Four days to go and another year will be added on my age. I’ve never been excited everytime my birthday comes. As I always says, it’s just like an ordinary day of my life that will pass and to be grateful for. I’ve never had a birthday party nor a birthday cake in my entire 39 years of existence.
When I was a child, I always attended a party of my classmates’ or cousins’ birthdays. There were balloons, games, a lot of foods, clowns with tricks and magic and the highlights of the party was singing the happy birthday song for the celebrant and blowing the birthday cake. We, the visitors, handed the gifts, giving our wishes to the birthday girl/boy. And I always had two wishes, one for the celebrant and another wish for myself. Wishing that I also experience the same birthday party like that.
Though I already knew the answer, I still always asked my mom why she didn’t throw a party like that on my birthdays. Her answer was always the same, that we’re not rich to have a party like that and birthdays aren’t too important. It stamped on my mind as a child that celebrating a birthday is only for rich people. So I never expected to have one as I grow up, especially when mom converted to another religion where occasions like birthdays are totally not celebrated. But on the back of my mind, I was still so hopeful that someday, there’s someone who will treat me special on my birthday, even just once, and surprise me with a simple party or a birthday cake.
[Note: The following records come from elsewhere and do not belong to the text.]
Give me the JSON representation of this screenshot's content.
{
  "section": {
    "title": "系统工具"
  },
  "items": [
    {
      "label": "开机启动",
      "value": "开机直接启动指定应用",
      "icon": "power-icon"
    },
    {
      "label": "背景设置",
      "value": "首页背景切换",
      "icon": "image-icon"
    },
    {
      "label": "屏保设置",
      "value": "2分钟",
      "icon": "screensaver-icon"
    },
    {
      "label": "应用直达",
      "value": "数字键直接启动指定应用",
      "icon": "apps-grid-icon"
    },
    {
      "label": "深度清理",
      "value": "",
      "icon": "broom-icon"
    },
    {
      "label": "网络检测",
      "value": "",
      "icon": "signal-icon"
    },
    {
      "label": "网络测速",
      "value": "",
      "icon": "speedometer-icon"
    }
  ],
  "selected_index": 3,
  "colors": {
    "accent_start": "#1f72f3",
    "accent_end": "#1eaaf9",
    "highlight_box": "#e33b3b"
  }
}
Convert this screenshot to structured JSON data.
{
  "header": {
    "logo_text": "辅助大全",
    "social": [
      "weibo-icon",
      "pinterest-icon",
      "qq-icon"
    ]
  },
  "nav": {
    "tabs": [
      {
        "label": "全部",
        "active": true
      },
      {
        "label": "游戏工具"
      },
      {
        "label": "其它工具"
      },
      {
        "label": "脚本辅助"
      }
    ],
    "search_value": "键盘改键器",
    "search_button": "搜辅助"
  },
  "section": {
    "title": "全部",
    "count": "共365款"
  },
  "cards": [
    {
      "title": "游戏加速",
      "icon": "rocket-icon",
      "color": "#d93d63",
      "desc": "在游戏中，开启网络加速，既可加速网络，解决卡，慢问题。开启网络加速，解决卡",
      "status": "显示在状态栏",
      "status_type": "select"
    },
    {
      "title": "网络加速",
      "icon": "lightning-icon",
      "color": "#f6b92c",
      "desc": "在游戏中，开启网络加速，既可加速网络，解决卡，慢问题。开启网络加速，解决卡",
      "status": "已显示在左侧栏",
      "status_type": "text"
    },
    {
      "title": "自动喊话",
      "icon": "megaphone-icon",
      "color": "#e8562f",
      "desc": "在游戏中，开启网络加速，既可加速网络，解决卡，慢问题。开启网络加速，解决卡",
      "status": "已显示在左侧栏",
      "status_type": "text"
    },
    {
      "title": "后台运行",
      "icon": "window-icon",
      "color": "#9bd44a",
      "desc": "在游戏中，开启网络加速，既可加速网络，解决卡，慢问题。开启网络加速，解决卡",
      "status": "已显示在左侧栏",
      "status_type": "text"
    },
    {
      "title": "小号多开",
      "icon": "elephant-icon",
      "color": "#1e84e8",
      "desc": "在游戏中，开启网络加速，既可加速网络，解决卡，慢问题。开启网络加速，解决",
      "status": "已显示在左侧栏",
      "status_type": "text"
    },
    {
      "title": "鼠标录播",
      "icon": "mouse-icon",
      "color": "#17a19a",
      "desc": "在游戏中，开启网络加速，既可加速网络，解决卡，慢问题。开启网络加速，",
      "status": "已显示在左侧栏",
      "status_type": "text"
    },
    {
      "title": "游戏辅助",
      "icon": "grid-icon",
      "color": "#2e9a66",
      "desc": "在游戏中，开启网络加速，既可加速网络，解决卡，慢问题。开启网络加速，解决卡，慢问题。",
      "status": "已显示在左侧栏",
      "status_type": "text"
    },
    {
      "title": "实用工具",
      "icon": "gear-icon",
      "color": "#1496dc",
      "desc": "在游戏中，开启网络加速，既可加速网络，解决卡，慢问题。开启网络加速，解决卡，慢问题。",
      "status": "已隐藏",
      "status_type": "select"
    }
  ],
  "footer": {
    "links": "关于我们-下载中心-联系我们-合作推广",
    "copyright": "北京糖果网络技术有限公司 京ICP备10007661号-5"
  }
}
When I was already working, I got the chance to afford celebrating my birthdays in my own simple way. I usually treat my friends and colleagues to lunch or dinner out or just simply cook for my family at home. But still, there’s no birthday cake. Maybe I’m not the kind of person who is worth to give a cake on birthdays. I could bake or buy a cake on my birthdays, but I never did that. I did buy cakes for others’ birthdays, but not mine. I think it’s still heaven in the feelings when somebody care to bring me a cake on my birthday.
Well, maybe it’s all just a part of my childish thoughts. And I know I’m not the only one experiencing like that. Parties or no parties, even there’s no birthday cakes, I’m still very thankful for my precious life and for all the love I received and continue to receive not only on my birthdays but all the days of my life. And that is more than enough than any birthday cakes in the world.